By Sheeba M. | March 27, 2026

Cannabis REIT Play: Where the Infrastructure Money Is Flowing

TL;DR: As MSOs shed real estate to improve balance sheets, cannabis-focused REITs are scooping up cultivation and retail assets—and getting rent payments backed by a growing industry.

Ironically, some of the most interesting cannabis investment plays aren’t cannabis companies at all—they’re real estate plays. OrganiGram (OGI) sold its Phase 4 cultivation facility to a REIT partner, pocketing $27 million and converting a capex burden into a tenant relationship. The buyer: a private cannabis-focused REIT that now collects rent on premium indoor facility space.

Why REITs Want Cannabis Exposure

Cannabis real estate is sticky: 5-10 year absolute NNN leases with operators who need the infrastructure to stay in business. A Green Thumb Industries (GTBIF) dispensary isn’t going anywhere—relocation costs dwarf lease obligations. That makes default risk lower than it appears for an industry with spotty credit histories.

The REIT play also sidesteps the 280E tax problem: cannabis REITs operate in standard real estate, free from the plant-touching tax burden that crushes MSO net income.

Risks on the Horizon

The thesis assumes continued industry growth and stable lease obligations.
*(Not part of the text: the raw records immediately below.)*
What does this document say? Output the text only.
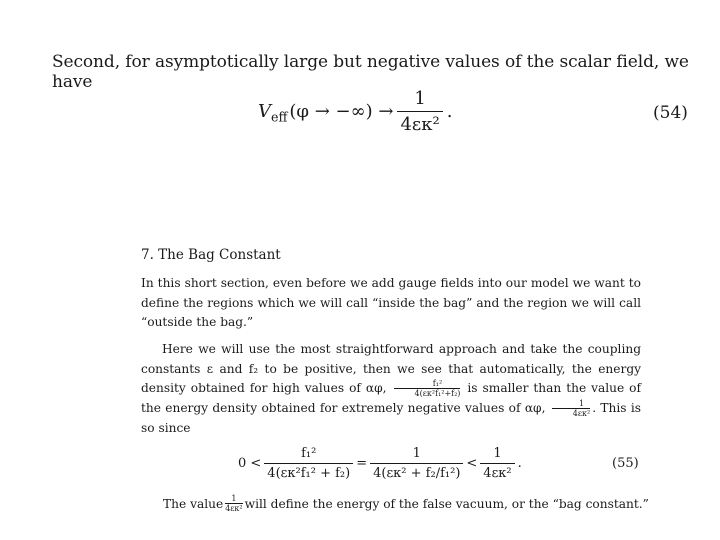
Second, for asymptotically large but negative values of the scalar field, we have
$V_{eff}$ (φ → −∞) → $\frac{1}{\text{4εκ²}}$ .	(54)
7. The Bag Constant
In this short section, even before we add gauge fields into our model we want to define the regions which we will call “inside the bag” and the region we will call “outside the bag.”
Here we will use the most straightforward approach and take the coupling constants ε and f₂ to be positive, then we see that automatically, the energy density obtained for high values of αφ, $\frac{\text{f₁²}}{\text{4(εκ²f₁²+f₂)}}$ is smaller than the value of the energy density obtained for extremely negative values of αφ, $\frac{1}{\text{4εκ²}}$ . This is so since
$0 < \frac{\text{f₁²}}{\text{4(εκ²f₁² + f₂)}} = \frac{1}{\text{4(εκ² + f₂/f₁²)}} < \frac{1}{\text{4εκ²}}$ .	(55)
The value $\frac{1}{\text{4εκ²}}$ will define the energy of the false vacuum, or the “bag constant.”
If Canopy Growth (CGC)-style consolidation accelerates and weak operators go bankrupt, REIT vacancy rates could spike. Cultivation facilities are particularly tricky: specialized tenant improvements make assets harder to re-lease if a grower fails.
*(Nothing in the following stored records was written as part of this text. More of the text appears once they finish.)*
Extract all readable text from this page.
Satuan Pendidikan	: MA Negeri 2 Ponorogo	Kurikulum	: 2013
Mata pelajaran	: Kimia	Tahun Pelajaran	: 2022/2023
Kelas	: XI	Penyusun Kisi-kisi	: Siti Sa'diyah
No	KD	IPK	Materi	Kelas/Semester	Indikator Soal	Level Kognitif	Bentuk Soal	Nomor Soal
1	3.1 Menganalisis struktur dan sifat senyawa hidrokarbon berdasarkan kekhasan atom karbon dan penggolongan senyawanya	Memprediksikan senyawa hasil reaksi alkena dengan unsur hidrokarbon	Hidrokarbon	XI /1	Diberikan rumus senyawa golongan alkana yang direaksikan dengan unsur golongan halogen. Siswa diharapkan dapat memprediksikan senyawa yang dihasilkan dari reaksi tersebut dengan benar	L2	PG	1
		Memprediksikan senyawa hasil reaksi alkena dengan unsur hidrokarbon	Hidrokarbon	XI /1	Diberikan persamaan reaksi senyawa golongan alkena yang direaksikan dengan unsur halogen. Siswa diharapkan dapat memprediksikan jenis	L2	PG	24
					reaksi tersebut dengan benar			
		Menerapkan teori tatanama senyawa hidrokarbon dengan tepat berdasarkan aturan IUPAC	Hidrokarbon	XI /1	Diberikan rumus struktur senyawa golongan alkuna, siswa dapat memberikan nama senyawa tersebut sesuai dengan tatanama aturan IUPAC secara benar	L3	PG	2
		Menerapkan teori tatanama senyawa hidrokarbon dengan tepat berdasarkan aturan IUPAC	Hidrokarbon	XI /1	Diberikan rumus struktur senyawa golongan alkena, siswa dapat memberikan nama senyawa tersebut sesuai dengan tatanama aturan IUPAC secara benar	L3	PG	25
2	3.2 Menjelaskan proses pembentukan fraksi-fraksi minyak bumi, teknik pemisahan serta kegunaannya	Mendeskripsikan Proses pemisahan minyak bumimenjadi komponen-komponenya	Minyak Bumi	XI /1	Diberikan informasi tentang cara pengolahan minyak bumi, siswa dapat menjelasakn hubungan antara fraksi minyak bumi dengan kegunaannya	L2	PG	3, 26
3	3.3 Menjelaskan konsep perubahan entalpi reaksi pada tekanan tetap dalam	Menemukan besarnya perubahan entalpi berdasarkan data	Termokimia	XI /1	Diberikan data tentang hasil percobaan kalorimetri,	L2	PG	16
The smart REIT plays focus on retail: a Curaleaf (CURLF) or Cresco Labs (CRLBF) dispensary in a prime location with high traffic is more adaptable than a purpose-built indoor grow. When the tenant leaves, the retail space converts; the grow facility likely doesn’t.

The Investor Takeaway

Cannabis REITs offer yield in an underserved market, but the risk profile is nuanced. Look for REITs with diversified tenant bases, real rent coverage ratios above 2x, and exposure to retail over cultivation. The industry’s growth trajectory makes this a compelling 5-year hold—but only if you trust the operators underneath.